“How good your machine learning model predict depends upon what data you use to train it.”
If the data is itself bad don’t expect good result, now the immediate question arises “How you define bad data ?”, the answer of this question is quite difficult as the quality of data depends upon many factors but among all factors the choice of features used to create data is most important. The choice of the features must be align with objective of the problem. Choosing features is not a type of task where one should only depend upon intuition. Feature selection is a statistical technique which used to find relevant features.
The goal of this article is to answer following questions.
- What is feature selection ?
- What are filter methods for feature selection ?
- What are wrapper methods for feature selection ?
- What are embedded methods for feature selection ?

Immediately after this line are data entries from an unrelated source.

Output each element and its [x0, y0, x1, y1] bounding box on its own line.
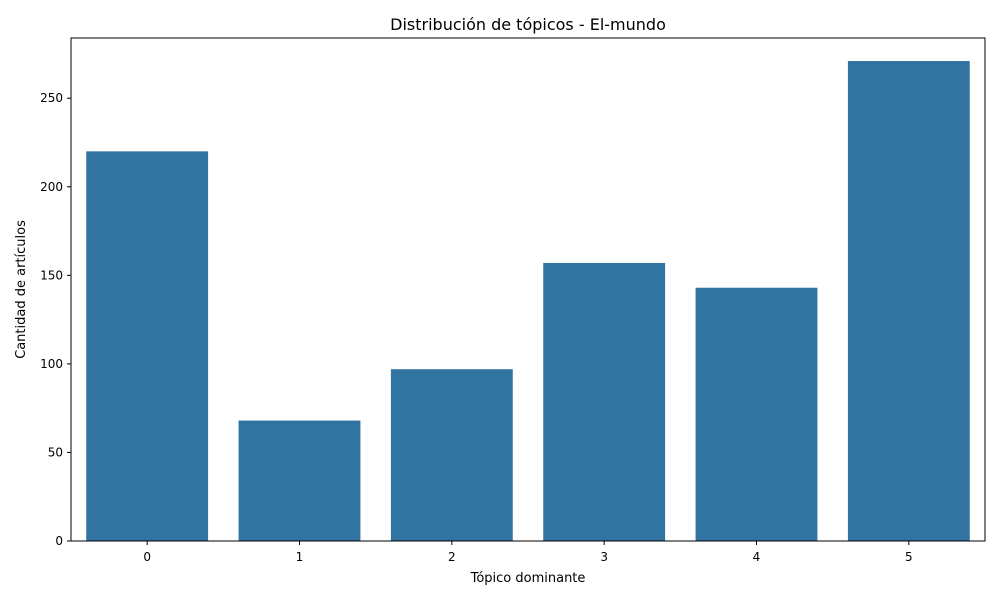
plot-frame [70, 37, 986, 542]
y-tick-label-200: 200 [40, 180, 63, 194]
x-tick-label-1: 1 [296, 550, 304, 564]
bar-3 [543, 262, 666, 541]
x-tick-label-4: 4 [753, 550, 761, 564]
bar-4 [695, 287, 818, 541]
y-tick-label-150: 150 [40, 268, 63, 282]
bar-2 [390, 369, 513, 541]
x-tick-label-0: 0 [143, 550, 151, 564]
bar-0 [86, 151, 209, 541]
bar-5 [847, 61, 970, 541]
x-axis: 0 1 2 3 4 5 [143, 541, 913, 564]
y-axis-label: Cantidad de artículos [14, 220, 29, 359]
y-tick-label-250: 250 [40, 91, 63, 105]
x-tick-label-3: 3 [600, 550, 608, 564]
x-tick-label-5: 5 [905, 550, 913, 564]
chart-title: Distribución de tópicos - El-mundo [390, 15, 666, 34]
y-tick-label-50: 50 [48, 445, 63, 459]
x-axis-label: Tópico dominante [470, 571, 586, 586]
y-axis: 0 50 100 150 200 250 [40, 91, 71, 548]
bars-group [86, 61, 970, 541]
bar-1 [238, 420, 361, 541]
y-tick-label-0: 0 [55, 534, 63, 548]
x-tick-label-2: 2 [448, 550, 456, 564]
y-tick-label-100: 100 [40, 357, 63, 371]
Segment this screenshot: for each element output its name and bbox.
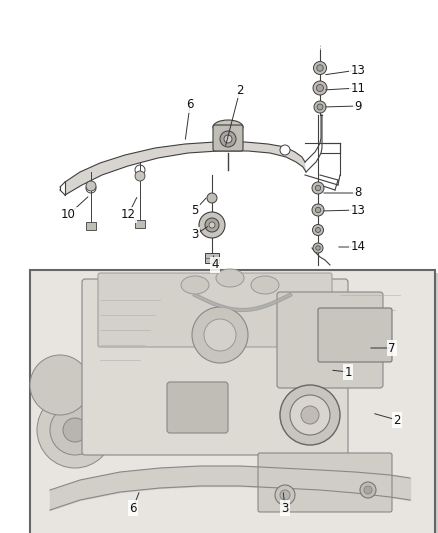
Circle shape <box>37 392 113 468</box>
Circle shape <box>317 64 323 71</box>
Circle shape <box>220 131 236 147</box>
Circle shape <box>63 418 87 442</box>
FancyBboxPatch shape <box>167 382 228 433</box>
Circle shape <box>360 482 376 498</box>
Circle shape <box>50 405 100 455</box>
FancyBboxPatch shape <box>258 453 392 512</box>
Circle shape <box>316 246 320 251</box>
Text: 5: 5 <box>191 204 199 216</box>
Circle shape <box>280 385 340 445</box>
Text: 14: 14 <box>350 240 365 254</box>
Circle shape <box>135 171 145 181</box>
Circle shape <box>315 185 321 191</box>
Circle shape <box>314 61 326 75</box>
Bar <box>135 220 145 228</box>
Circle shape <box>315 228 321 232</box>
Circle shape <box>199 212 225 238</box>
Text: 13: 13 <box>350 63 365 77</box>
Ellipse shape <box>181 276 209 294</box>
Text: 2: 2 <box>236 84 244 96</box>
Text: 1: 1 <box>344 366 352 378</box>
Bar <box>30 270 435 533</box>
Circle shape <box>86 183 96 193</box>
Text: 10: 10 <box>60 208 75 222</box>
Bar <box>86 222 96 230</box>
Circle shape <box>314 101 326 113</box>
Circle shape <box>313 81 327 95</box>
FancyBboxPatch shape <box>277 292 383 388</box>
Text: 11: 11 <box>350 82 365 94</box>
Text: 13: 13 <box>350 204 365 216</box>
FancyBboxPatch shape <box>213 125 243 151</box>
Circle shape <box>312 224 324 236</box>
Circle shape <box>312 182 324 194</box>
Circle shape <box>317 85 324 92</box>
Circle shape <box>315 207 321 213</box>
Text: 6: 6 <box>129 502 137 514</box>
Text: 9: 9 <box>354 100 362 112</box>
Circle shape <box>86 181 96 191</box>
Text: 4: 4 <box>211 259 219 271</box>
Text: 3: 3 <box>281 502 289 514</box>
Text: 2: 2 <box>393 414 401 426</box>
Circle shape <box>30 355 90 415</box>
Ellipse shape <box>213 120 243 134</box>
Ellipse shape <box>216 269 244 287</box>
Circle shape <box>275 485 295 505</box>
Polygon shape <box>65 142 306 195</box>
Circle shape <box>205 218 219 232</box>
FancyBboxPatch shape <box>318 308 392 362</box>
Circle shape <box>204 319 236 351</box>
Text: 12: 12 <box>120 208 135 222</box>
Text: 6: 6 <box>186 99 194 111</box>
Text: 7: 7 <box>388 342 396 354</box>
FancyBboxPatch shape <box>98 273 332 347</box>
Circle shape <box>280 490 290 500</box>
Circle shape <box>313 243 323 253</box>
Circle shape <box>224 135 232 143</box>
Circle shape <box>207 193 217 203</box>
Bar <box>205 253 219 263</box>
Ellipse shape <box>251 276 279 294</box>
Circle shape <box>317 104 323 110</box>
Circle shape <box>301 406 319 424</box>
Text: 3: 3 <box>191 229 199 241</box>
Circle shape <box>192 307 248 363</box>
Circle shape <box>290 395 330 435</box>
Circle shape <box>209 222 215 228</box>
Circle shape <box>135 165 145 175</box>
Circle shape <box>312 204 324 216</box>
FancyBboxPatch shape <box>82 279 348 455</box>
Text: 8: 8 <box>354 187 362 199</box>
Circle shape <box>364 486 372 494</box>
Circle shape <box>280 145 290 155</box>
Bar <box>33 273 438 533</box>
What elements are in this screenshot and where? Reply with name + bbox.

What is feature selection ?
Feature selection refers to attribute or variable selection for a problem. This must be performed before feeding data to an algorithm because of following reasons,
- Higher the dimension of the data slower the process of training model.
- Some features may be completely irrelevant to predict output.
- It affects the accuracy of model .
- In some cases overfitting can also be avoided.
What are filter methods for feature selection ?
Filter selection methods involves methods in which we use some statistical tests in order to find the relevance of the features with respect to output. These tests are performed without considering the algorithm of the model. The features which are selected, are purely dependent upon their statistical test scores.
Some of the most popular statistical tests performed are,
- Co-variance : Measuring co-variance by taking a subset of features is often a good, as by doing this we can get a fairly good idea as how are features behaves with respect to each other.
- Pearson correlation: Though the co-variance provides good information about correlation between variables but the disadvantage with using Co-variance is there is no upper-bound on co-variance score this makes it little difficult to judge how much the features are aligned with each other for that we use Pearson correlation.
- LDA : Linear discriminant analysis is one of the techniques where we try to select features which will be based as how good they separates one of two classes.
What are wrapper methods for feature selection ?
The feature selection techniques that comes under this heading, selects features which depends upon what type of algorithm you use for your model. The idea is simple select a single feature or a subset of feature and feed it into model and store accuracy, after certain number of combinations which ever subset performs the best choose it.
The techniques which comes under this heading is,
- Forward feature selection : The idea is simple first choose a single feature which gives the best performance then keep adding features on top of it and checks the performance after every addition and stop this process if the performance does not improve or improve slightly which is not very significant.
- Backward Elimination : The idea of this technique is quite opposite as that of forward feature selection, in this technique we first start with all features and start eliminating features one by one till there is no significant decrement in performance of the model.
- Recursive selection: This is not a very computationally friendly technique as it first select select best features and worst features at each stage and then find the best features from left over and checks the performance, it does this process recursively. Then after all features are finished it ranks the features according to which they are eliminated. Then the algorithm chooses top ranks features.
There is no all in one package which implements all these techniques but there are some packages which can help sklearn, boruta etc, for rest of techniques implement it by yourself.
Embedded feature selection
These methods of feature selection are built on top of filter and wrapper feature selection. One of the most popular example of embedded feature selection is regularization. They often provides constraint over the objective function which avoids the problem of coefficients of the weights becoming zero thus helps overfitting of the model. These methods are completely algorithm dependent.